4. Following the migration in November 2007, an excessive number of security personnel employed by the government at St Luke’s were retained at the old hospital. These 50 workers were left to guard an empty hospital: as the NAO states, security of SLH should be achieved “with less human resources and at a lower cost”. We ask: why weren’t these security officers redeployed at Mater Dei?
At the time of MaltaToday’s report, the revelations forced us to revisit the popular perception of Mater Dei as a “state of the art” hospital, as happily trumpeted by the Nationalist government.
One wonders how, apart from the medical equipment and luxury items such as satellite TV at the hospital, this country still finds itself hampered with the inability to secure long-term contracts for our top doctors, who instead prefer working in the private sector to the detriment of the national health service. We ask why the country’s health centres are insufficient to meet the demand currently being met by the E&A department at Mater Dei and why more is not invested in primary healthcare? We ask why paramedical staff should not get a revision package to match that awarded to the doctors?

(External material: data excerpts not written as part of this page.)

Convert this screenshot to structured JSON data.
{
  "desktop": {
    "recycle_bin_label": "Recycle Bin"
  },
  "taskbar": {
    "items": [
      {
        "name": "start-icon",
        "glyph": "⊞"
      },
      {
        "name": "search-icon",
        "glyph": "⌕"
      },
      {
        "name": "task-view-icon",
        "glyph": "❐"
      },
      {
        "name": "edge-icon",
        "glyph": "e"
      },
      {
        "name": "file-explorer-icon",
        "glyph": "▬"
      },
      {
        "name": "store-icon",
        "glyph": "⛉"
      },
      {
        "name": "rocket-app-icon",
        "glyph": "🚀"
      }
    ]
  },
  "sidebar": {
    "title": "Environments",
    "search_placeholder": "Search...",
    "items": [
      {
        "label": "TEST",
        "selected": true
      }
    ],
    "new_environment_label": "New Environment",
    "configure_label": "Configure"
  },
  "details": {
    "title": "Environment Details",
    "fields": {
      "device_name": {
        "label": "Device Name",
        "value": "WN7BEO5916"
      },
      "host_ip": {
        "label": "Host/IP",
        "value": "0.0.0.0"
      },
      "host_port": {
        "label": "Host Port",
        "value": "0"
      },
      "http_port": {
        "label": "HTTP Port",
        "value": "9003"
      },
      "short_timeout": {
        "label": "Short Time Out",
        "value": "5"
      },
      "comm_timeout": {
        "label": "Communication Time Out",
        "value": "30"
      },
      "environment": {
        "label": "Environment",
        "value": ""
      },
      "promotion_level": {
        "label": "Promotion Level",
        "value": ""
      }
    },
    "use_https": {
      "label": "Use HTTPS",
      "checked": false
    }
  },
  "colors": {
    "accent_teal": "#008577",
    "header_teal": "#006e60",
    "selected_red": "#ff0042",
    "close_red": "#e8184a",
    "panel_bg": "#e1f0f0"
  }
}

The answer now seems clearly rooted in the government’s inadequate ability to secure value-for-money contracts for the management of this hospital, resulting in million-euro contracts outsourced to private companies. Such lavish spending would have been better spent on improving the standards of our health service elsewhere.
The NAO report has brought home the true extent of mismanagement at Mater Dei: the hospital which cost €600 million. It is now the Prime Minister, as the then de facto minister of finance under whom the Foundation for Medical Services, which managed Mater Dei Hospital, who has to answer to the shortcomings of these three contracts and the responsibility he will take for what has happened in Mater Dei.
The NAO report also highlights the importance of the independent media in any democracy. When public procurement rules are flouted in the manner as revealed by the audit investigation, it is the independent media’s duty to make such irregularities public. It was only after these reports in MaltaToday that Labour MP Charles Mangion asked the NAO to investigate the claims. And they have been all fully substantiated and confirmed.
This haemorrhage at Mater Dei just confirms our worst fears that the safe pair of hands boasted by this government is not all what it is made out to be.